Laurel-Rain Snow said...

I love reading women writers...not only do their voices connect with us in a unique way, but they often have so many experiences to share that only women can relate to.

As a young person, Louisa May Alcott's books were stories I read over and over; then, Carolyn Keene was a favorite, with Nancy Drew. Later I would also enjoy Sylvia Plath, although "enjoy" is probably the wrong word.

Nowadays, I love Sue Miller, Jodi Picoult, Margaret Atwood, Anne Tyler, Margaret Drabble...and so many more!
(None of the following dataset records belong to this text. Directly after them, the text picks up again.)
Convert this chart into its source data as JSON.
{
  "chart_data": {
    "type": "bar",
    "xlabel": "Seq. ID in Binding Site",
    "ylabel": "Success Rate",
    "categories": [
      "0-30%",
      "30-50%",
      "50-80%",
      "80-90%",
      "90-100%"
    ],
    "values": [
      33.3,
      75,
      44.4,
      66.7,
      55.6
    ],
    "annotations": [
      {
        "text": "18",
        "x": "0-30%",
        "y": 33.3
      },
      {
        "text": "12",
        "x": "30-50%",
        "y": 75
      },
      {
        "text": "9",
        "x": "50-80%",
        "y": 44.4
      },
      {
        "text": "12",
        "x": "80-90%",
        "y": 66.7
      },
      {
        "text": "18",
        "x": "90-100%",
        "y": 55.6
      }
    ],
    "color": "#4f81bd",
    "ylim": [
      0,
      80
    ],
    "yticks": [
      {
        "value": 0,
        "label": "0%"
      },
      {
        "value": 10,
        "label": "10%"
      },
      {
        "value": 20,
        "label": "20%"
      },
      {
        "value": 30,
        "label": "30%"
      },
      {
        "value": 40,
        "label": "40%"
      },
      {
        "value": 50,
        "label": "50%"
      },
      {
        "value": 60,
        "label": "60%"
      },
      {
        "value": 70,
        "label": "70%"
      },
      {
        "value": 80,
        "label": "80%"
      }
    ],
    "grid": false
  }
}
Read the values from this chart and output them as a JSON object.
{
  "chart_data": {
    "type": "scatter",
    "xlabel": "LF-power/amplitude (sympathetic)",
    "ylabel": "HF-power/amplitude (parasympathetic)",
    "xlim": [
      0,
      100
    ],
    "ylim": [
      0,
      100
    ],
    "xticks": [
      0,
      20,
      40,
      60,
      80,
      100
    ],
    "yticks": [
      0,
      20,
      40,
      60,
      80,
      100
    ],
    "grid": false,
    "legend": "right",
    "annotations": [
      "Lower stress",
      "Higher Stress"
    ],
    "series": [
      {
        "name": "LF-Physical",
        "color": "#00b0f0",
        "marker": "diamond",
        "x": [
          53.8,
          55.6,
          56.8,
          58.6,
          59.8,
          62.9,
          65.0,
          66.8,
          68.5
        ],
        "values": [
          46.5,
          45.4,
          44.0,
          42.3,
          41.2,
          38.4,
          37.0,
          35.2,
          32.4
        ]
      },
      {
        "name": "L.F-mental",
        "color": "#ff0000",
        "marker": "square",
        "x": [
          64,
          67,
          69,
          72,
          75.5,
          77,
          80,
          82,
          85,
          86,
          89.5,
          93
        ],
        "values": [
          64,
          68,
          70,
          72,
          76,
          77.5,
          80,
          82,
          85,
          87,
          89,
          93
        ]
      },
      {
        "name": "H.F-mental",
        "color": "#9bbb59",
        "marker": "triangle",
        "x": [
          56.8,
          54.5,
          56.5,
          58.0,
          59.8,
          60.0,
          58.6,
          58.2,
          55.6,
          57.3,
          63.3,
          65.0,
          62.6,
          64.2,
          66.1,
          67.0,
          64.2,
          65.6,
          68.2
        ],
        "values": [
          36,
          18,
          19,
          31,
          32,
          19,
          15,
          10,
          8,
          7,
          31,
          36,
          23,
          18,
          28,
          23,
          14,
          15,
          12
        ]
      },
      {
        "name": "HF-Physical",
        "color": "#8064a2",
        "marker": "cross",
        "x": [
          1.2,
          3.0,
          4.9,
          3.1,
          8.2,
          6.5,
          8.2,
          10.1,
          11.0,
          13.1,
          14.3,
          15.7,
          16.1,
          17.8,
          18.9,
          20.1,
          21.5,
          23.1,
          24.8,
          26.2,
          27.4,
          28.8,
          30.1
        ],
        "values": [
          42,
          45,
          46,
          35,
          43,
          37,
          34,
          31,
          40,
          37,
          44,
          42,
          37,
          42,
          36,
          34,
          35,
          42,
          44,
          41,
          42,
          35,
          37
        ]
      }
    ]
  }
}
Yay to the women writers everywhere! And to women the world over, for the trials we have come through and the victories we have won. Thanks for rousing us today with this beautiful tribute.

My Salon:

Trisha said...

To start off Women's History Month, I read Virginia Woolf's A Room of One's Own, a great read, very informative and insightful.

fredamans said...

Congrats to the winners!!

My women author faves are Maya Angelou and Margaret Atwood.

Esme said...

I think Harper Lee has written one of the best books ever. I cannot believe anyone tries to ban books. Some are garbage-but there is probably something to be learnt from all.

Susan Helene Gottfried said...

Oh, geez. I haven't read most of those classic women writers -- me, with not one but TWO degrees in English!

When we get into the more contemporary writers, I'm better. Good thing or you'd have to take my title of Book Lover away from me, I suspect.

Anonymous said...

Some of our finest contemporary and recent writers in English are women. Some of my favorites: Jane Gardam, who wrote OLD FILTH,for instance; Dara Horn, still very young and winner of two Jewish American Novel awards; two great mystery writers, Ruth Rendell and Elizabeth George; the just-deceased splendid award-winning Penelope Fitzgerald; Pat Barker.